The most expedient way of making targets is to get slices of some large diameter logs. Areas that are being cleared for construction are a good resource. Also check out local saw mills to see if you can scam some slices. Ideally the slices should be 2 or more feet in diameter with each slice 6 or more inches thick.
If you cannot get log slices another possibility is sandwiching common lumber together to make the target. This has the added benefit of allowing you to make very large (and heavy, not that a 12 inch thick 2 foot diameter slice of oak is light) targets. Start with any 2 inch or more thick lumber you can get cheap. use wooden pegs to sandwich them together or attach them to an 'A' frame backing. Targets can be made quickly this way, but they have two drawbacks. First, a good days throwing will make lots of kindling. Second, they present the 'long' grain to the thrower. If the weapon doesn't strike the target in the direction of the grain then it will have a harder time sticking in, and will make bounce outs and ricochets more unpredictable.

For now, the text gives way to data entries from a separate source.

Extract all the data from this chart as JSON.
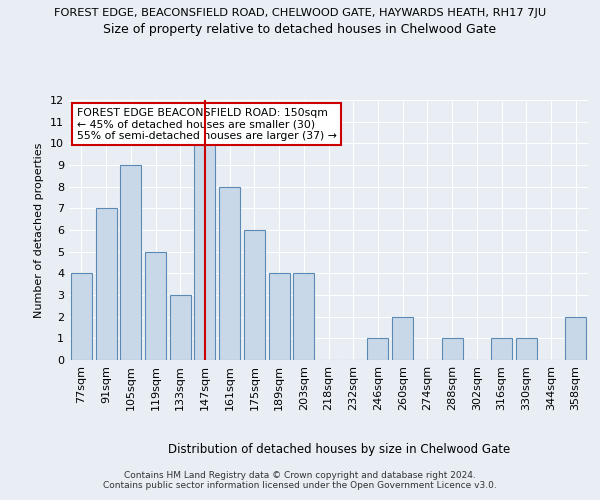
{
  "top_title": "FOREST EDGE, BEACONSFIELD ROAD, CHELWOOD GATE, HAYWARDS HEATH, RH17 7JU",
  "subtitle": "Size of property relative to detached houses in Chelwood Gate",
  "xlabel": "Distribution of detached houses by size in Chelwood Gate",
  "ylabel": "Number of detached properties",
  "categories": [
    "77sqm",
    "91sqm",
    "105sqm",
    "119sqm",
    "133sqm",
    "147sqm",
    "161sqm",
    "175sqm",
    "189sqm",
    "203sqm",
    "218sqm",
    "232sqm",
    "246sqm",
    "260sqm",
    "274sqm",
    "288sqm",
    "302sqm",
    "316sqm",
    "330sqm",
    "344sqm",
    "358sqm"
  ],
  "values": [
    4,
    7,
    9,
    5,
    3,
    10,
    8,
    6,
    4,
    4,
    0,
    0,
    1,
    2,
    0,
    1,
    0,
    1,
    1,
    0,
    2
  ],
  "bar_color": "#c8d8e8",
  "bar_edge_color": "#5b8ab5",
  "highlight_index": 5,
  "highlight_line_color": "#cc0000",
  "ylim": [
    0,
    12
  ],
  "yticks": [
    0,
    1,
    2,
    3,
    4,
    5,
    6,
    7,
    8,
    9,
    10,
    11,
    12
  ],
  "annotation_box_text": "FOREST EDGE BEACONSFIELD ROAD: 150sqm\n← 45% of detached houses are smaller (30)\n55% of semi-detached houses are larger (37) →",
  "footer_line1": "Contains HM Land Registry data © Crown copyright and database right 2024.",
  "footer_line2": "Contains public sector information licensed under the Open Government Licence v3.0.",
  "background_color": "#e8eef4",
  "plot_bg_color": "#e8eef4",
  "grid_color": "#ffffff"
}
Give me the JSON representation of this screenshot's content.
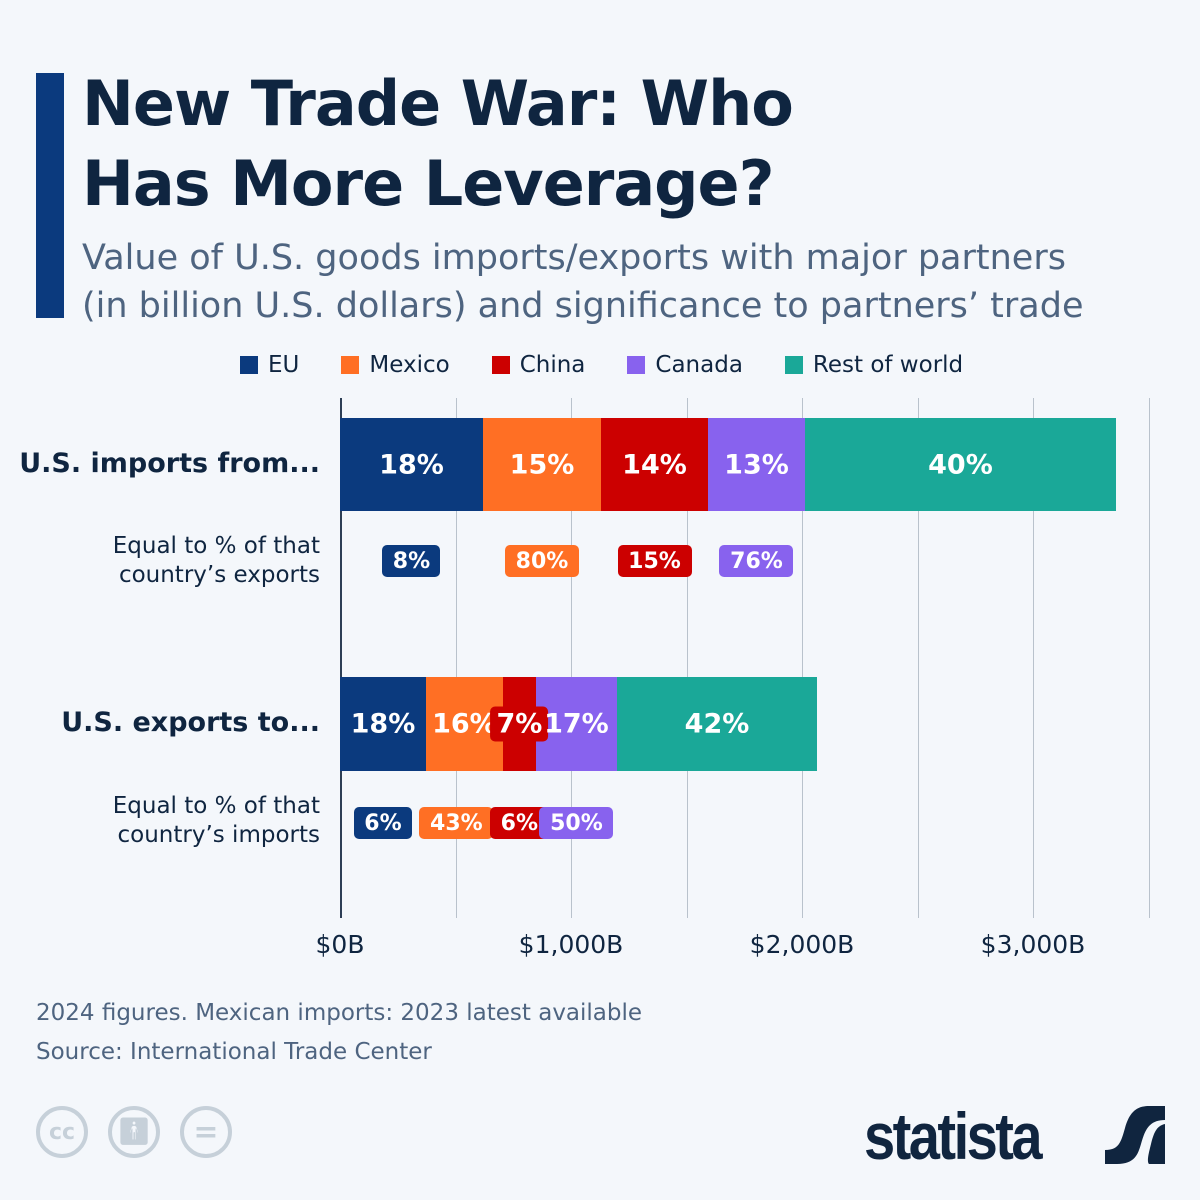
{
  "title_lines": [
    "New Trade War: Who",
    "Has More Leverage?"
  ],
  "subtitle_lines": [
    "Value of U.S. goods imports/exports with major partners",
    "(in billion U.S. dollars) and significance to partners’ trade"
  ],
  "colors": {
    "EU": "#0b3a7e",
    "Mexico": "#ff6f24",
    "China": "#cc0000",
    "Canada": "#8862ee",
    "Rest of world": "#1aa898",
    "accent": "#0b3a7e"
  },
  "chart_data": {
    "type": "bar",
    "orientation": "horizontal",
    "stacked": true,
    "categories": [
      "U.S. imports from...",
      "U.S. exports to..."
    ],
    "series": [
      {
        "name": "EU",
        "values": [
          619,
          372
        ],
        "share_labels": [
          "18%",
          "18%"
        ],
        "partner_share": [
          "8%",
          "6%"
        ]
      },
      {
        "name": "Mexico",
        "values": [
          511,
          333
        ],
        "share_labels": [
          "15%",
          "16%"
        ],
        "partner_share": [
          "80%",
          "43%"
        ]
      },
      {
        "name": "China",
        "values": [
          463,
          143
        ],
        "share_labels": [
          "14%",
          "7%"
        ],
        "partner_share": [
          "15%",
          "6%"
        ]
      },
      {
        "name": "Canada",
        "values": [
          420,
          351
        ],
        "share_labels": [
          "13%",
          "17%"
        ],
        "partner_share": [
          "76%",
          "50%"
        ]
      },
      {
        "name": "Rest of world",
        "values": [
          1346,
          866
        ],
        "share_labels": [
          "40%",
          "42%"
        ],
        "partner_share": [
          null,
          null
        ]
      }
    ],
    "sub_labels": [
      [
        "Equal to % of that",
        "country’s exports"
      ],
      [
        "Equal to % of that",
        "country’s imports"
      ]
    ],
    "xlim": [
      0,
      3500
    ],
    "xticks": [
      0,
      1000,
      2000,
      3000
    ],
    "xtick_labels": [
      "$0B",
      "$1,000B",
      "$2,000B",
      "$3,000B"
    ],
    "grid": true,
    "legend_position": "top"
  },
  "notes": [
    "2024 figures. Mexican imports: 2023 latest available",
    "Source: International Trade Center"
  ],
  "license_icons": [
    "cc-icon",
    "attribution-icon",
    "no-derivatives-icon"
  ],
  "brand": "statista"
}
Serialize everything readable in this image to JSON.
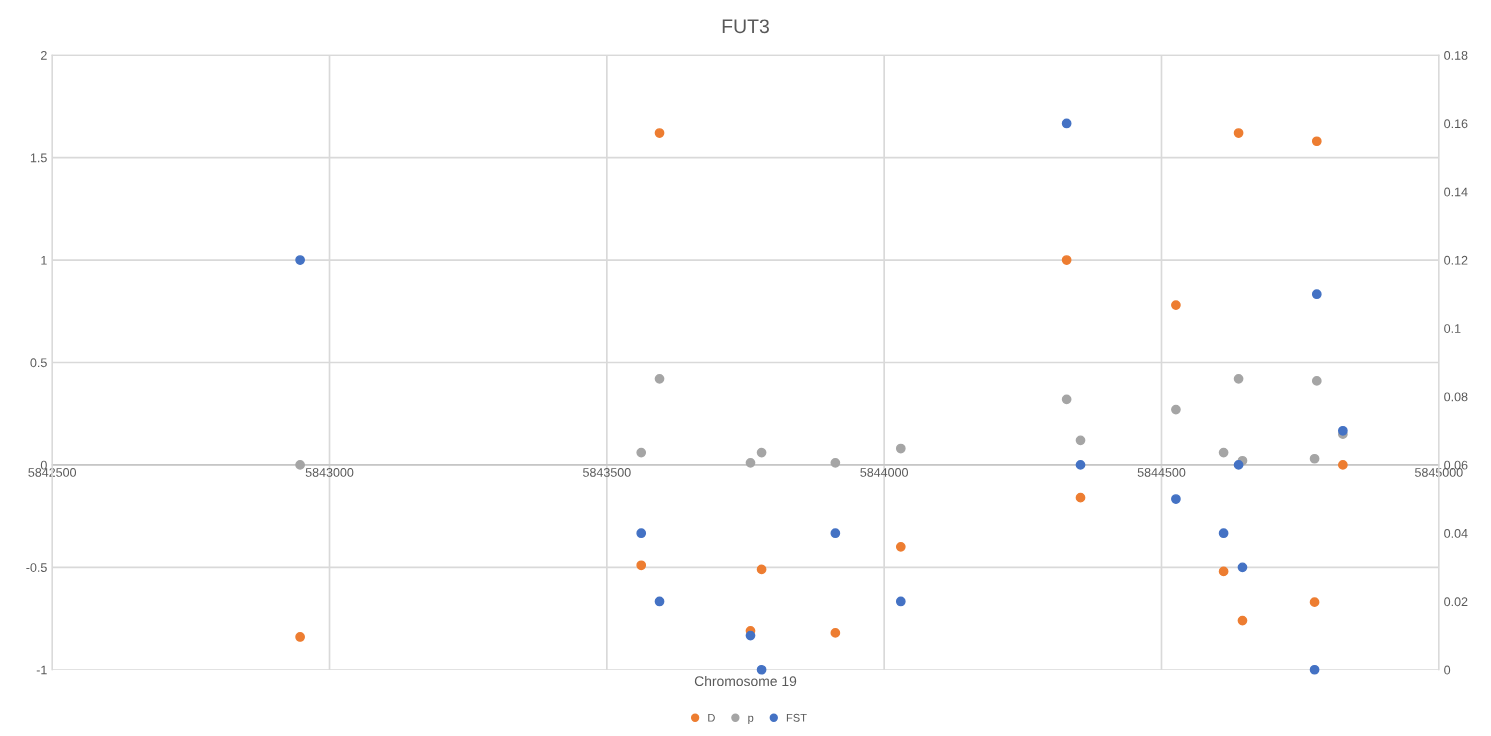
{
  "chart_data": {
    "type": "scatter",
    "title": "FUT3",
    "xlabel": "Chromosome 19",
    "x": [
      5842947,
      5843595,
      5843562,
      5843759,
      5843779,
      5843912,
      5844030,
      5844329,
      5844354,
      5844526,
      5844612,
      5844639,
      5844646,
      5844776,
      5844780,
      5844827
    ],
    "series": [
      {
        "name": "D",
        "color": "#ed7d31",
        "values": [
          -0.84,
          1.62,
          -0.49,
          -0.81,
          -0.51,
          -0.82,
          -0.4,
          1.0,
          -0.16,
          0.78,
          -0.52,
          1.62,
          -0.76,
          -0.67,
          1.58,
          0.0
        ]
      },
      {
        "name": "p",
        "color": "#a5a5a5",
        "values": [
          0.0,
          0.42,
          0.06,
          0.01,
          0.06,
          0.01,
          0.08,
          0.32,
          0.12,
          0.27,
          0.06,
          0.42,
          0.02,
          0.03,
          0.41,
          0.15
        ]
      },
      {
        "name": "FST",
        "color": "#4472c4",
        "axis": "y2",
        "values": [
          0.12,
          0.02,
          0.04,
          0.01,
          0.0,
          0.04,
          0.02,
          0.16,
          0.06,
          0.05,
          0.04,
          0.06,
          0.03,
          0.0,
          0.11,
          0.07
        ]
      }
    ],
    "xlim": [
      5842500,
      5845000
    ],
    "xticks": [
      5842500,
      5843000,
      5843500,
      5844000,
      5844500,
      5845000
    ],
    "ylim": [
      -1,
      2
    ],
    "yticks": [
      -1,
      -0.5,
      0,
      0.5,
      1,
      1.5,
      2
    ],
    "y2lim": [
      0,
      0.18
    ],
    "y2ticks": [
      0,
      0.02,
      0.04,
      0.06,
      0.08,
      0.1,
      0.12,
      0.14,
      0.16,
      0.18
    ],
    "grid": true,
    "legend": "bottom",
    "marker": "circle"
  }
}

Using 4x4s (or lots of 2x4s) targets that present end grain to the thrower can be made. This is done by mounting 6 inch slices of the lumber in a frame designed to tightly hold them together. I've never made a target like this but it seems quite feasible. The only difficulty is in making the frame. It must maintain the tension desired without using any exposed metal that can damage weapons. With such a target you could actually disassemble it from time to time and replace just the slices that are damaged.